Dick Wolf finds filming here ‘unbelievably positive’

Dick Wolf (center), Mayor Emanuel and “Chicago Fire” costar Taylor Kinney

Back in the day, before “Law & Order” and multiple other Dick Wolf police dramas became household names, Wolf was in advertising.  He was a copywriter on National Airlines, an account his agency was about to lose.  His boss ordered him to “go try to sell them something new.” 

Wolf flew to Florida to meet with National’s owner, Bud Maytag, wearing swim trunks and a Hawaiian shirt, and a roomful of men in gray flannel suits, and pitched the tagline, “Fly Me.”

The suits were shocked, although the stewardesses wore miniskirts and were forbidden to bend over. “But Maytag bought it,” Wolf told an audience of 300 at Sunday’s Film Summit. 

“Shouldn’t it be, ‘Fly with Me?’” Maytag asked Wolf.  “No, just the two words will work fine,” Wolf assured the client.

Wearing a cordial smile, orange socks, fine leather shoes and drinking a can of Perrier on stage, Wolf was pleasantly candid.  He talked his two NBC shows, “Chicago Fire” and spinoff “Chicago PD,” which will debut on NBC Jan. 8 at 9 p.m.

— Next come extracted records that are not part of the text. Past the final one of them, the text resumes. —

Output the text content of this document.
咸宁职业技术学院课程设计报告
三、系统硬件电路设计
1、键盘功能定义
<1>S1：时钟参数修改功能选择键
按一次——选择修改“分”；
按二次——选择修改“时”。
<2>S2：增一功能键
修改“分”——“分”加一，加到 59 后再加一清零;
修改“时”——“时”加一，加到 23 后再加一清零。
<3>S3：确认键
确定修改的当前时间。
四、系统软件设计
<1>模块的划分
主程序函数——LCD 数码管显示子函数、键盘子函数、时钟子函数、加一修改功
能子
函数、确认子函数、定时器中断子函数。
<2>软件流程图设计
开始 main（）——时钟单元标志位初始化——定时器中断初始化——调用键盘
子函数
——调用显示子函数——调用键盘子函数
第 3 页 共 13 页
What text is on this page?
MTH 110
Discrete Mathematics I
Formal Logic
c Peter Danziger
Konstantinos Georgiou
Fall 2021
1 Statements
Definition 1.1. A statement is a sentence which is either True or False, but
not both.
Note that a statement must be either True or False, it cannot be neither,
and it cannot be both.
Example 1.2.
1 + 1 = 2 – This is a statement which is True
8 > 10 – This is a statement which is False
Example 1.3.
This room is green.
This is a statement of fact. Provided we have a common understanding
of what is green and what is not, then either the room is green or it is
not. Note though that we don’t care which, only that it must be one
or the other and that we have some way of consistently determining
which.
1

Wednesdays – “my lucky time slot,” he said.

“‘Chicago PD’ is darker than ‘Chicago Fire’ and more challenging and the characters will transfer back and forth between the shows, like a repertoire company in the same town.”

Shooting “Chicago PD” exteriors at the Maxwell Street police station, he said, “is a direct homage to ‘Hill Street Blues,’ the ‘80s Chicago set-and-shot police procedural on which Wolf wrote and produced “that was truly groundbreaking television,”  

Filming in Chicago has been “unbelievably positive, with great cooperation from the mayor all the way down,” he said.  “We don’t have a problem shooting here because all the below-the-line people are first class.”

As a bonus, the show employs actual city firemen as extras, “and they make the show technically sound,” he added.

Great writing the key to a show’s success

The key to great television drama is “great writing,” he said.  Towards that end, Wolf has worked with the same cadre of gray-haired writers for 25 years, who are valued for their experience. “Twenty three year-olds don’t have much mileage on the odometer. They should write comedies at 23.”

Asked why he doesn’t use local writers on his Chicago shows, he explained: “There is a creative reason not to have writing staffs in the city of production. There’s a natural, creative push and pull when they’re not in the same place.”

He added that writers who come up with the storylines and those who execute them can become “a bit too supportive of each other” if they’re next door. A little bit of a creative cauldron is a good thing.” 

Wolf has no reason to post outside of New York

Dick WolfMultiple Emmy winning Wolf said he’s worked with a team of the best production people for 25 years. “They all work at 110% capacity, 10 months a year.” “Law and Order,” at the 20 mark is tied with “Gunsmoke” as TV’s longest running show, said Wolf a 30-year TV veteran.

Asked during Q&A why he doesn’t edit here, “To be blunt,” he answered, “it’s been working for me for a long time,” said Wolf, a 30-year TV veteran. It’s a not broke-don’t fix it kind of thing.  To set up a new modality for us doesn’t make sense.”

Wolf announced that TNT renewed his reality show, “Cold Justice” and he’s moving ahead on another reality series about first responders in New York.  Complaining about reality TV, “is like complaining about the weather,” he said. 

He admitted his favorite TV reality show is “Naked and Afraid,” a jungle-survival show with naked contestants on the Discovery Channel.